End-of-Life Care Education as Blended Learning Approach for General Practitioners: a Scoping Review
Journal of Cancer Education
General practitioners (GPs) are critical in providing primary palliative care in the community. Apprehensions about managing a dying person at home, difficulties in goals of care discussion, limited resources and lack of palliative care education often hinder end-of-life care provision in the community. This review focused on the end-of-life care training programs accessed by GPs and sought to understand if the training programs’ content and mode of delivery aligned with their preferred needs. MEDLINE, EMBASE, CINAHL, and PsycINFO were searched to identify articles published in English between 01 January 1990 and 30 September 2022. Additionally, searches were conducted using SCOPUS, the Web of Science, and the Cochrane database using free texts. The reviewers screened the titles, abstracts, and full text to identify eligible studies and extracted textual data to analyse and generate themes.

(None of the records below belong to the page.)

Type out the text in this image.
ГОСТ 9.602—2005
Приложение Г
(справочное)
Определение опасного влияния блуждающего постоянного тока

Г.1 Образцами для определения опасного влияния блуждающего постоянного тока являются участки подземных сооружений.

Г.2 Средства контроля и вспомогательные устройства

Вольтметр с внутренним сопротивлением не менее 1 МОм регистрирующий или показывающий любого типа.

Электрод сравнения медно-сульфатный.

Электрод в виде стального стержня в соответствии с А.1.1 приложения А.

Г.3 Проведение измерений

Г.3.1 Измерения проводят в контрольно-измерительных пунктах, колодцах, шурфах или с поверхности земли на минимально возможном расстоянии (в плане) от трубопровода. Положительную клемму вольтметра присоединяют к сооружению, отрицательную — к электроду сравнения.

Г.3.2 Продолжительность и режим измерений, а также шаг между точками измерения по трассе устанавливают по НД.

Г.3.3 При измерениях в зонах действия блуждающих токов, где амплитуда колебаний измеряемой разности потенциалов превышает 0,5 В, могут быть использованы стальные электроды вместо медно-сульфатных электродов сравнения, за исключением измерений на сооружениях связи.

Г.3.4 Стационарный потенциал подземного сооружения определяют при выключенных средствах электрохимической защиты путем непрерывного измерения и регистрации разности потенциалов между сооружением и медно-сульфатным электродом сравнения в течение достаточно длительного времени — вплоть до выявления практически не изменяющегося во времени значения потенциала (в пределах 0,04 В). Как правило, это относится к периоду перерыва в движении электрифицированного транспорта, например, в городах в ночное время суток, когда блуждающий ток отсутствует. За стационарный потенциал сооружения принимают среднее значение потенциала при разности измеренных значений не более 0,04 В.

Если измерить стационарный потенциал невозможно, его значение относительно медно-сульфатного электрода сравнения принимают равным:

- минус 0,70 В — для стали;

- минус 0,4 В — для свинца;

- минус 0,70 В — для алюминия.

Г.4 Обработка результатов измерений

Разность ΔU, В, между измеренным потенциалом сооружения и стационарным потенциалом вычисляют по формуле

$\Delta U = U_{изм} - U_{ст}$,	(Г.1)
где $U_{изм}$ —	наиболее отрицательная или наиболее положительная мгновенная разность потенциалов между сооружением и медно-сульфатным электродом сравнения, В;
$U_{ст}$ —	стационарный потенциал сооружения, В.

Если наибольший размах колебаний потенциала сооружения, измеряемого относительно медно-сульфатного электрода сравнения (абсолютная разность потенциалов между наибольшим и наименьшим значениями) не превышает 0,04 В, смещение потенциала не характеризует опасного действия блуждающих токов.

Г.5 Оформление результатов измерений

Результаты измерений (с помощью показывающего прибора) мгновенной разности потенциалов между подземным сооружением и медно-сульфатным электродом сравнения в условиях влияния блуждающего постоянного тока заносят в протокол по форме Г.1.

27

Out of 5532 citations initially accessed, 17 studies were included in the review. Six themes were generated: knowledge translation, skill development, a change in attitude, self-efficacy, satisfaction, and patient outcomes. The GPs’ end-of-life care knowledge, skills, attitude, self-efficacy, and patient outcomes were better when their training had a combination of small-group interactive workshops, trigger case-based reflective learning, mentor-facilitated experiential learning, web-based modules, and peer learning. The synthesis of review findings supports blended learning as a training approach for general the practitioners’ end-of-life care education as it facilitates learning and patient outcomes.
Atreya, Shrikant and Salins, Naveen, "End-of-Life Care Education as Blended Learning Approach for General Practitioners: a Scoping Review" (2023). Open Access archive. 5309.